We often hear this term in connection with the LTCI industry. It comes up in NAIC meeting minutes and we often hear solvency whispered to somehow suggest leniency in permitting rate increases. Is solvency an important factor in justifying LTCI rate increases for fear that if an insolvency were to occur, a state’s “Guaranty Fund” would be tapped and the whole world would come crashing down? This happened with Penn Treaty and the world seems to continue as is.
Penn Treaty is the largest known LTCI failure which had repercussions on other health insurers as the article points out. “Some health insurers, such as UnitedHealth and Aetna, have challenged the assessment process, arguing that long-term care is more like life insurance. Looking beyond Penn Treaty, Belth said, health insurers are concerned about other long-term care companies going under and saddling them with even more losses”. Carriers doing battle trying to decide whether LTCI is health or life insurance. Nice. When they figure it out, please alert all of us: regulators, legislators, and consumers of “all stripes” as the LTCI failure has seemed to poison the Health insurance pond.
In Penn Treaty’s case, the question of solvency pertained to the entire company as a single line company. PT was not in a position to compensate for LTCI losses with profits from some other line (health, life, P&C, annuities). However, a large multi-line company (call it “BIG”) should be able to offset LTCI losses from other lines, right? All their lines can’t all be doing so badly at the same time, could they?
So regulator concerns about solvency, do these pertain to: (a) the threat of LTCI taking down an entire company? (b) affecting only a company’s LTCI line or division only? or (c) is it an issue on a “per book-of-business” level? Can’t be (b) or (c) could it? (a) seems most likely.
It would seem that BIG(s) should be able to sustain losses in its LTCI line without tapping the policyholder for BIG’s LTCI mistakes. BIG(s) frequently made “financial stability” their closing LTCI argument some going so far as to brag about their score from rating agencies. Did these agencies rate according to (a), (b), or (c) above?

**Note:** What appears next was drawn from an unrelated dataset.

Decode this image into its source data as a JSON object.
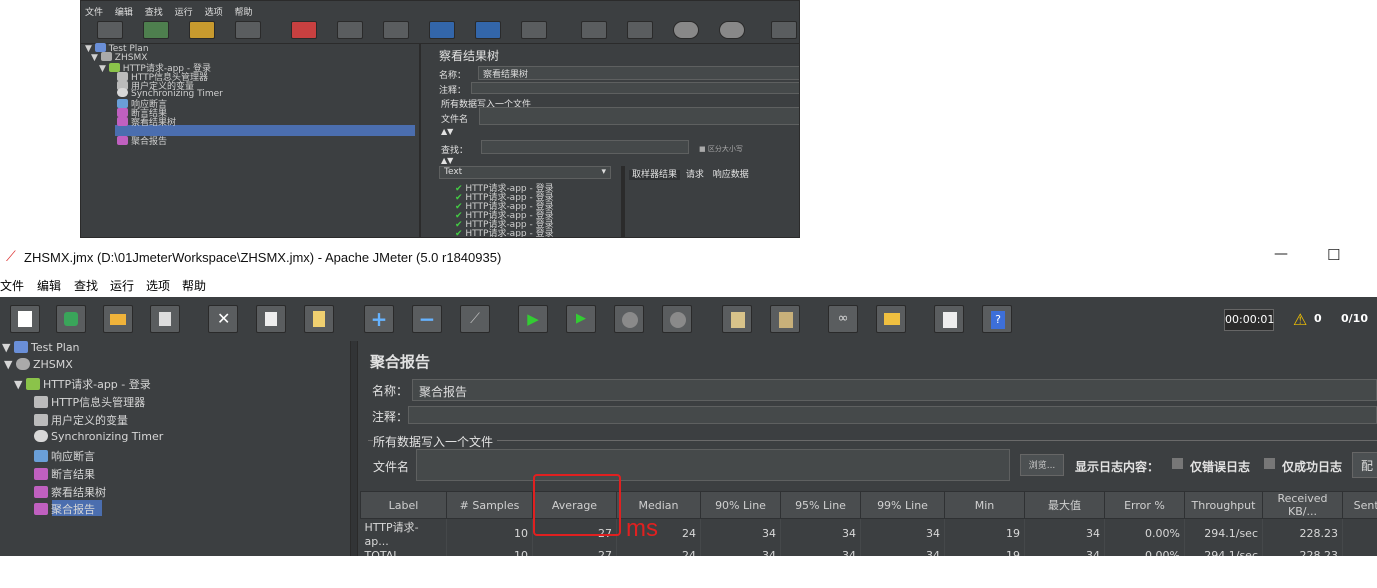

As a practical matter, how could any rating agency drill down to the level of a “book of business”? Let’s stick with (a) for simplicity.
We have been told that the State Guaranty Funds kick-in only when the failure is at the company level. Seems (a) would get yet another vote based on logical consistency.
If BIG is a public company, where do its company shareholders fit in all of this? Aren’t they somehow on the hook for their company’s poor LTCI business decisions or is LTCI “cordoned off” (b, c)? Our vote again for (a).
Rather than to assume anything above, the most appropriate step would be to hear from those who are using this term most often. What does “solvency” refer to exactly? What are its true implications & effects, particularly on LTCI PHs. Otherwise, to simply throw the term around in blanket use is inappropriate especially when used to justify rate increases at the book-of-business (policy form) level.
Since the original post on this subject, we have learned officially that the answer is (a).